Azure Key Vault – hardware vs software protection

I was wondering if I correctly understand the difference between hardware and software protected keys.

Quoting the Applied Cryptography in .NET and Azure Key Vault (page 146 available on Google books)

Azure Key Vault Hardware Mode

When you configure Key Vault to work in hardware mode, you get the most benefit from the service because not only are keys stored in the hardware, but all operations such as encryption, decryption, and digital signatures are also performed on the device, which gives you the high level of protection when using Key Vault. The extra level of security that this affords does come at a cost as you need to use a premium service plan, but the additional cost gives you the extra protection that you would want in a production system.

Azure Key Vault Software Mode On the flip side, when you configure Key Vault to work in software mode, your keys are stored on the hardware, but any other operations, such as encryption, decryption, and digital signatures are performed outside of the HSM hardware using standard Azure compute virtual machines. Since there is less work on the HSM, you save money.
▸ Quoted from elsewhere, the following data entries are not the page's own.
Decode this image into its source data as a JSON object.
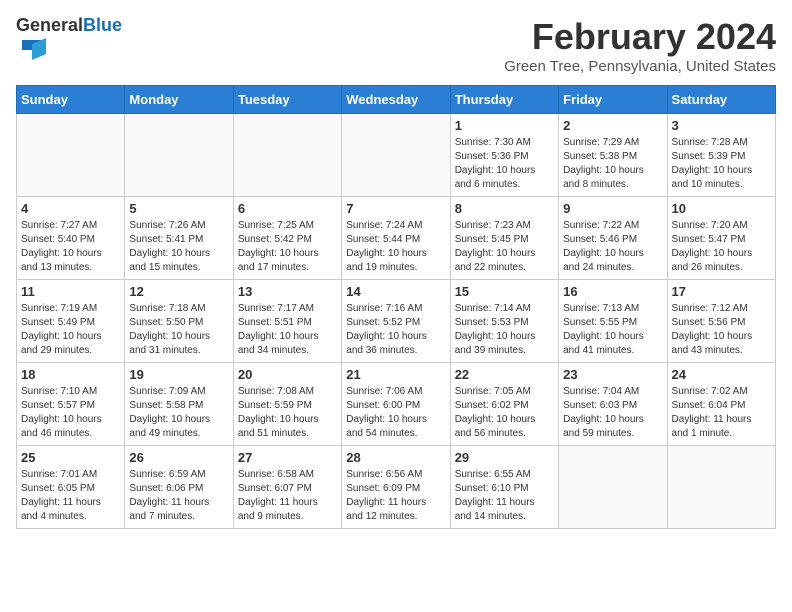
{
  "header": {
    "logo_general": "General",
    "logo_blue": "Blue",
    "month_title": "February 2024",
    "location": "Green Tree, Pennsylvania, United States"
  },
  "weekdays": [
    "Sunday",
    "Monday",
    "Tuesday",
    "Wednesday",
    "Thursday",
    "Friday",
    "Saturday"
  ],
  "weeks": [
    [
      {
        "day": "",
        "info": ""
      },
      {
        "day": "",
        "info": ""
      },
      {
        "day": "",
        "info": ""
      },
      {
        "day": "",
        "info": ""
      },
      {
        "day": "1",
        "info": "Sunrise: 7:30 AM\nSunset: 5:36 PM\nDaylight: 10 hours\nand 6 minutes."
      },
      {
        "day": "2",
        "info": "Sunrise: 7:29 AM\nSunset: 5:38 PM\nDaylight: 10 hours\nand 8 minutes."
      },
      {
        "day": "3",
        "info": "Sunrise: 7:28 AM\nSunset: 5:39 PM\nDaylight: 10 hours\nand 10 minutes."
      }
    ],
    [
      {
        "day": "4",
        "info": "Sunrise: 7:27 AM\nSunset: 5:40 PM\nDaylight: 10 hours\nand 13 minutes."
      },
      {
        "day": "5",
        "info": "Sunrise: 7:26 AM\nSunset: 5:41 PM\nDaylight: 10 hours\nand 15 minutes."
      },
      {
        "day": "6",
        "info": "Sunrise: 7:25 AM\nSunset: 5:42 PM\nDaylight: 10 hours\nand 17 minutes."
      },
      {
        "day": "7",
        "info": "Sunrise: 7:24 AM\nSunset: 5:44 PM\nDaylight: 10 hours\nand 19 minutes."
      },
      {
        "day": "8",
        "info": "Sunrise: 7:23 AM\nSunset: 5:45 PM\nDaylight: 10 hours\nand 22 minutes."
      },
      {
        "day": "9",
        "info": "Sunrise: 7:22 AM\nSunset: 5:46 PM\nDaylight: 10 hours\nand 24 minutes."
      },
      {
        "day": "10",
        "info": "Sunrise: 7:20 AM\nSunset: 5:47 PM\nDaylight: 10 hours\nand 26 minutes."
      }
    ],
    [
      {
        "day": "11",
        "info": "Sunrise: 7:19 AM\nSunset: 5:49 PM\nDaylight: 10 hours\nand 29 minutes."
      },
      {
        "day": "12",
        "info": "Sunrise: 7:18 AM\nSunset: 5:50 PM\nDaylight: 10 hours\nand 31 minutes."
      },
      {
        "day": "13",
        "info": "Sunrise: 7:17 AM\nSunset: 5:51 PM\nDaylight: 10 hours\nand 34 minutes."
      },
      {
        "day": "14",
        "info": "Sunrise: 7:16 AM\nSunset: 5:52 PM\nDaylight: 10 hours\nand 36 minutes."
      },
      {
        "day": "15",
        "info": "Sunrise: 7:14 AM\nSunset: 5:53 PM\nDaylight: 10 hours\nand 39 minutes."
      },
      {
        "day": "16",
        "info": "Sunrise: 7:13 AM\nSunset: 5:55 PM\nDaylight: 10 hours\nand 41 minutes."
      },
      {
        "day": "17",
        "info": "Sunrise: 7:12 AM\nSunset: 5:56 PM\nDaylight: 10 hours\nand 43 minutes."
      }
    ],
    [
      {
        "day": "18",
        "info": "Sunrise: 7:10 AM\nSunset: 5:57 PM\nDaylight: 10 hours\nand 46 minutes."
      },
      {
        "day": "19",
        "info": "Sunrise: 7:09 AM\nSunset: 5:58 PM\nDaylight: 10 hours\nand 49 minutes."
      },
      {
        "day": "20",
        "info": "Sunrise: 7:08 AM\nSunset: 5:59 PM\nDaylight: 10 hours\nand 51 minutes."
      },
      {
        "day": "21",
        "info": "Sunrise: 7:06 AM\nSunset: 6:00 PM\nDaylight: 10 hours\nand 54 minutes."
      },
      {
        "day": "22",
        "info": "Sunrise: 7:05 AM\nSunset: 6:02 PM\nDaylight: 10 hours\nand 56 minutes."
      },
      {
        "day": "23",
        "info": "Sunrise: 7:04 AM\nSunset: 6:03 PM\nDaylight: 10 hours\nand 59 minutes."
      },
      {
        "day": "24",
        "info": "Sunrise: 7:02 AM\nSunset: 6:04 PM\nDaylight: 11 hours\nand 1 minute."
      }
    ],
    [
      {
        "day": "25",
        "info": "Sunrise: 7:01 AM\nSunset: 6:05 PM\nDaylight: 11 hours\nand 4 minutes."
      },
      {
        "day": "26",
        "info": "Sunrise: 6:59 AM\nSunset: 6:06 PM\nDaylight: 11 hours\nand 7 minutes."
      },
      {
        "day": "27",
        "info": "Sunrise: 6:58 AM\nSunset: 6:07 PM\nDaylight: 11 hours\nand 9 minutes."
      },
      {
        "day": "28",
        "info": "Sunrise: 6:56 AM\nSunset: 6:09 PM\nDaylight: 11 hours\nand 12 minutes."
      },
      {
        "day": "29",
        "info": "Sunrise: 6:55 AM\nSunset: 6:10 PM\nDaylight: 11 hours\nand 14 minutes."
      },
      {
        "day": "",
        "info": ""
      },
      {
        "day": "",
        "info": ""
      }
    ]
  ]
}
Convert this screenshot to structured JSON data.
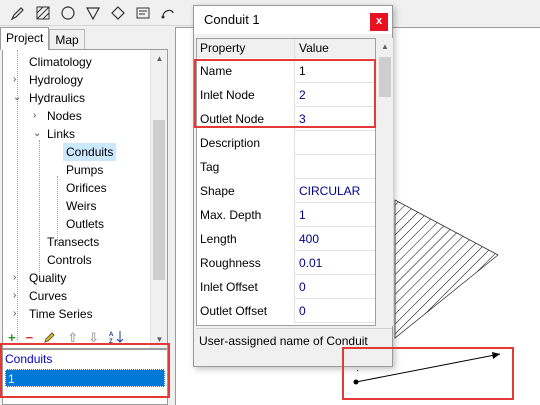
{
  "toolbar": {
    "icons": [
      "pencil-icon",
      "hatch-icon",
      "circle-icon",
      "triangle-icon",
      "diamond-icon",
      "label-icon",
      "pipe-icon"
    ]
  },
  "left_panel": {
    "tabs": [
      {
        "label": "Project",
        "active": true
      },
      {
        "label": "Map",
        "active": false
      }
    ],
    "tree": {
      "climatology": "Climatology",
      "hydrology": "Hydrology",
      "hydraulics": "Hydraulics",
      "nodes": "Nodes",
      "links": "Links",
      "conduits": "Conduits",
      "pumps": "Pumps",
      "orifices": "Orifices",
      "weirs": "Weirs",
      "outlets": "Outlets",
      "transects": "Transects",
      "controls": "Controls",
      "quality": "Quality",
      "curves": "Curves",
      "time_series": "Time Series"
    },
    "list": {
      "title": "Conduits",
      "items": [
        "1"
      ]
    }
  },
  "dialog": {
    "title": "Conduit 1",
    "close": "x",
    "columns": {
      "property": "Property",
      "value": "Value"
    },
    "rows": [
      {
        "k": "Name",
        "v": "1"
      },
      {
        "k": "Inlet Node",
        "v": "2"
      },
      {
        "k": "Outlet Node",
        "v": "3"
      },
      {
        "k": "Description",
        "v": ""
      },
      {
        "k": "Tag",
        "v": ""
      },
      {
        "k": "Shape",
        "v": "CIRCULAR"
      },
      {
        "k": "Max. Depth",
        "v": "1"
      },
      {
        "k": "Length",
        "v": "400"
      },
      {
        "k": "Roughness",
        "v": "0.01"
      },
      {
        "k": "Inlet Offset",
        "v": "0"
      },
      {
        "k": "Outlet Offset",
        "v": "0"
      }
    ],
    "status": "User-assigned name of Conduit"
  },
  "colors": {
    "highlight": "#e53935",
    "selection": "#0078d7",
    "value_text": "#00008b"
  }
}
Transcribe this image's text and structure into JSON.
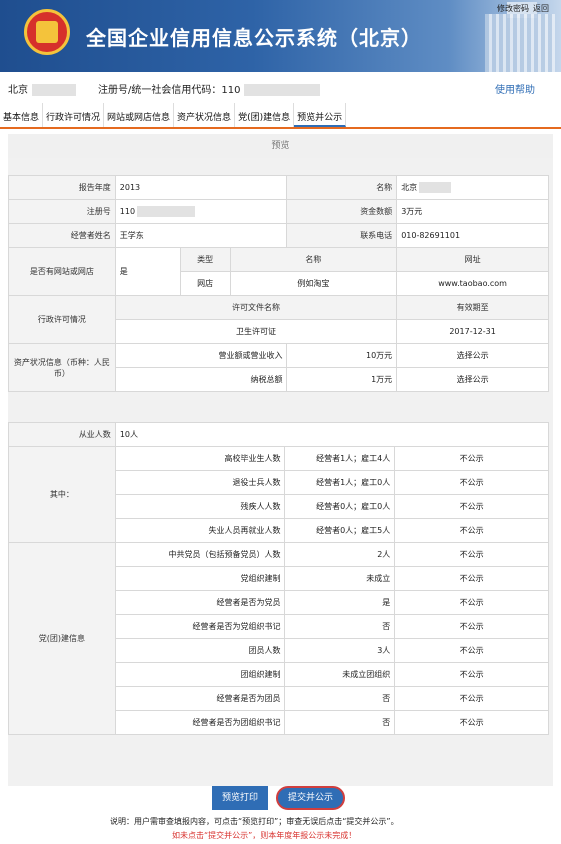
{
  "header": {
    "title": "全国企业信用信息公示系统（北京）",
    "link_change_pwd": "修改密码",
    "link_back": "返回"
  },
  "company": {
    "name_prefix": "北京",
    "reg_label": "注册号/统一社会信用代码：110",
    "help": "使用帮助"
  },
  "tabs": [
    "基本信息",
    "行政许可情况",
    "网站或网店信息",
    "资产状况信息",
    "党(团)建信息",
    "预览并公示"
  ],
  "preview_label": "预览",
  "basic": {
    "year_label": "报告年度",
    "year_value": "2013",
    "name_label": "名称",
    "name_value": "北京",
    "reg_label": "注册号",
    "reg_value": "110",
    "capital_label": "资金数额",
    "capital_value": "3万元",
    "operator_label": "经营者姓名",
    "operator_value": "王学东",
    "phone_label": "联系电话",
    "phone_value": "010-82691101"
  },
  "website": {
    "label": "是否有网站或网店",
    "value": "是",
    "headers": [
      "类型",
      "名称",
      "网址"
    ],
    "row": [
      "网店",
      "例如淘宝",
      "www.taobao.com"
    ]
  },
  "license": {
    "label": "行政许可情况",
    "headers": [
      "许可文件名称",
      "有效期至"
    ],
    "row": [
      "卫生许可证",
      "2017-12-31"
    ]
  },
  "assets": {
    "label": "资产状况信息（币种：人民币）",
    "rows": [
      {
        "name": "营业额或营业收入",
        "value": "10万元",
        "public": "选择公示"
      },
      {
        "name": "纳税总额",
        "value": "1万元",
        "public": "选择公示"
      }
    ]
  },
  "employees": {
    "label": "从业人数",
    "value": "10人"
  },
  "among": {
    "label": "其中：",
    "rows": [
      {
        "name": "高校毕业生人数",
        "value": "经营者1人；雇工4人",
        "public": "不公示"
      },
      {
        "name": "退役士兵人数",
        "value": "经营者1人；雇工0人",
        "public": "不公示"
      },
      {
        "name": "残疾人人数",
        "value": "经营者0人；雇工0人",
        "public": "不公示"
      },
      {
        "name": "失业人员再就业人数",
        "value": "经营者0人；雇工5人",
        "public": "不公示"
      }
    ]
  },
  "party": {
    "label": "党(团)建信息",
    "rows": [
      {
        "name": "中共党员（包括预备党员）人数",
        "value": "2人",
        "public": "不公示"
      },
      {
        "name": "党组织建制",
        "value": "未成立",
        "public": "不公示"
      },
      {
        "name": "经营者是否为党员",
        "value": "是",
        "public": "不公示"
      },
      {
        "name": "经营者是否为党组织书记",
        "value": "否",
        "public": "不公示"
      },
      {
        "name": "团员人数",
        "value": "3人",
        "public": "不公示"
      },
      {
        "name": "团组织建制",
        "value": "未成立团组织",
        "public": "不公示"
      },
      {
        "name": "经营者是否为团员",
        "value": "否",
        "public": "不公示"
      },
      {
        "name": "经营者是否为团组织书记",
        "value": "否",
        "public": "不公示"
      }
    ]
  },
  "actions": {
    "print": "预览打印",
    "submit": "提交并公示"
  },
  "notes": {
    "line1": "说明：用户需审查填报内容，可点击“预览打印”；审查无误后点击“提交并公示”。",
    "line2": "如未点击“提交并公示”，则本年度年报公示未完成！"
  }
}
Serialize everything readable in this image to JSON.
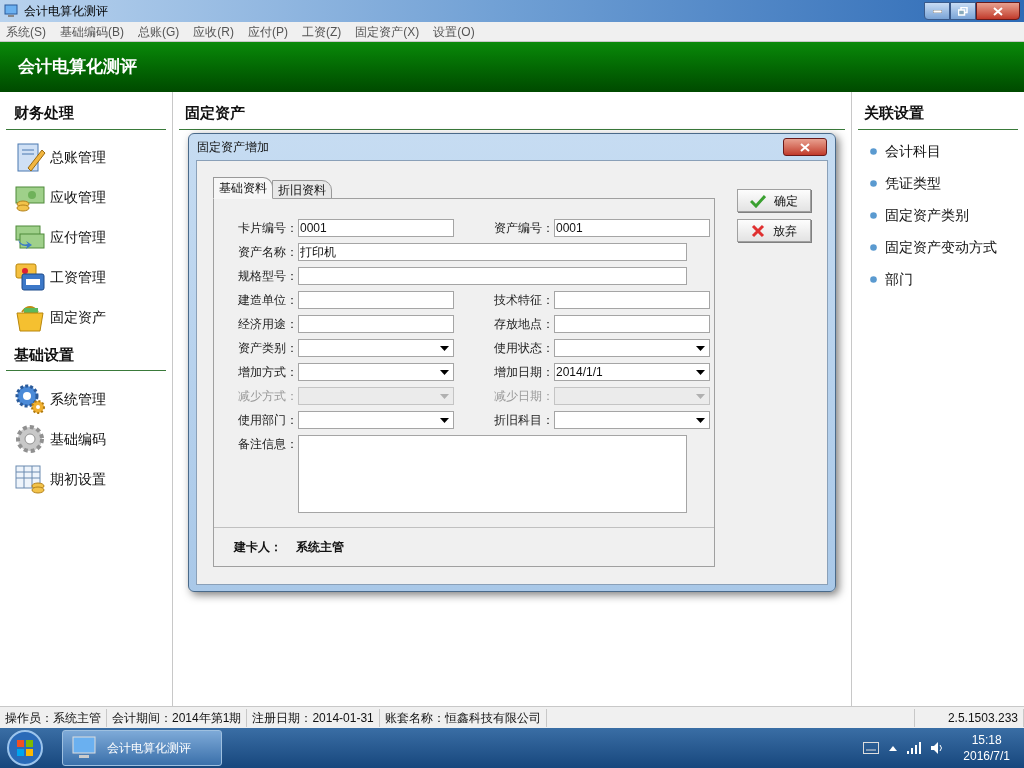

From a software interface point of view, there is no difference in how you use Key Vault between hardware and software mode; the differences are transparent to a developer. When you are planning your testing and production environments for your software application, it is a good idea to use Key Vault in software mode for your testing environments as you can keep the costs low, and then use the hardware version for your production environment as this gives you the most significant level of protection.

In summary, my secret key is safe with hardware protection as long as the encryption key used to secure my secret key is not read from the HSM (which requires tampering with it and it leaves evidence). My secret key does not leave the HSM which performs all the operations using my secret key on its own. However, the software protection doesn’t have this extra security layer and my secret key is given away to Azure compute virtual machines, and my secret key could therefore be stolen without leaving any physical evidence whatsoever. Is that correct?